It was the worst Ebola outbreak Uganda had experienced in decades, but after 42 days – or two incubation periods – since the last case was reported, the World Health Organization (WHO), Uganda, and the Centers for Disease Control and Prevention (CDC) have declared the viral threat over.
“I commend the Government of Uganda, local health workers, and global public health partners who worked to end the country’s Ebola outbreak,” Dr. Rochelle Walensky, CDC Director, said. “I also want to thank the CDC staff on the front lines in Uganda and around the world who worked countless hours to accelerate an end to the outbreak.”
The positive news followed nearly four months of struggle to contain the outbreak, which saw more than 100 people killed since September, according to the national health ministry.

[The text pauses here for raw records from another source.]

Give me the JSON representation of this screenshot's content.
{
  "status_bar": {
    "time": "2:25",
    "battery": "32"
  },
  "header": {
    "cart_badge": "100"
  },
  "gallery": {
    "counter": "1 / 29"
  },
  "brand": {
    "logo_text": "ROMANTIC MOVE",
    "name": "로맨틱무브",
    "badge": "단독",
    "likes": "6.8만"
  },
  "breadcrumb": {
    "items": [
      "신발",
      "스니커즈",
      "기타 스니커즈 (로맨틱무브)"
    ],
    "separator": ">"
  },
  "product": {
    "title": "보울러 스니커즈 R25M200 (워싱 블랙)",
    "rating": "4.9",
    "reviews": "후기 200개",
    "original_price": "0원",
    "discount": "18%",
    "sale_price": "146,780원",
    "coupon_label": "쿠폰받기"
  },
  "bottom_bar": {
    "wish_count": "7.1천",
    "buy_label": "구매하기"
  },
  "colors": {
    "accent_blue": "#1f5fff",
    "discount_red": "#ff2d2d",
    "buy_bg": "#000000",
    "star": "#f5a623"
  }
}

“Uganda has shown that Ebola can be defeated when the whole system works together, from having an alert system in place to finding and caring for people affected and their contacts to gaining the full participation of affected communities in the response,” WHO Director-General Tedros Adhanom Ghebreyesus said.
Although no proven vaccine exists for the viral strain responsible for this outbreak – Ebola Sudan – the country was able to turn things around starting in November largely through a lockdown in affected areas. Ebola, be it the more common Ebola Zaire strain or Ebola Sudan, spreads through contact with infected bodily fluids.
Entry screening and public health monitoring requirements of travelers to the U.S. who had been to Uganda in the past 21 days ended as of Wednesday, Jan. 11, 2023. Still, CDC will remain in contact with the Uganda Ministry of Health to aid surveillance, infection prevention and control, and other activities to support rapid detection and response to future cases or outbreaks.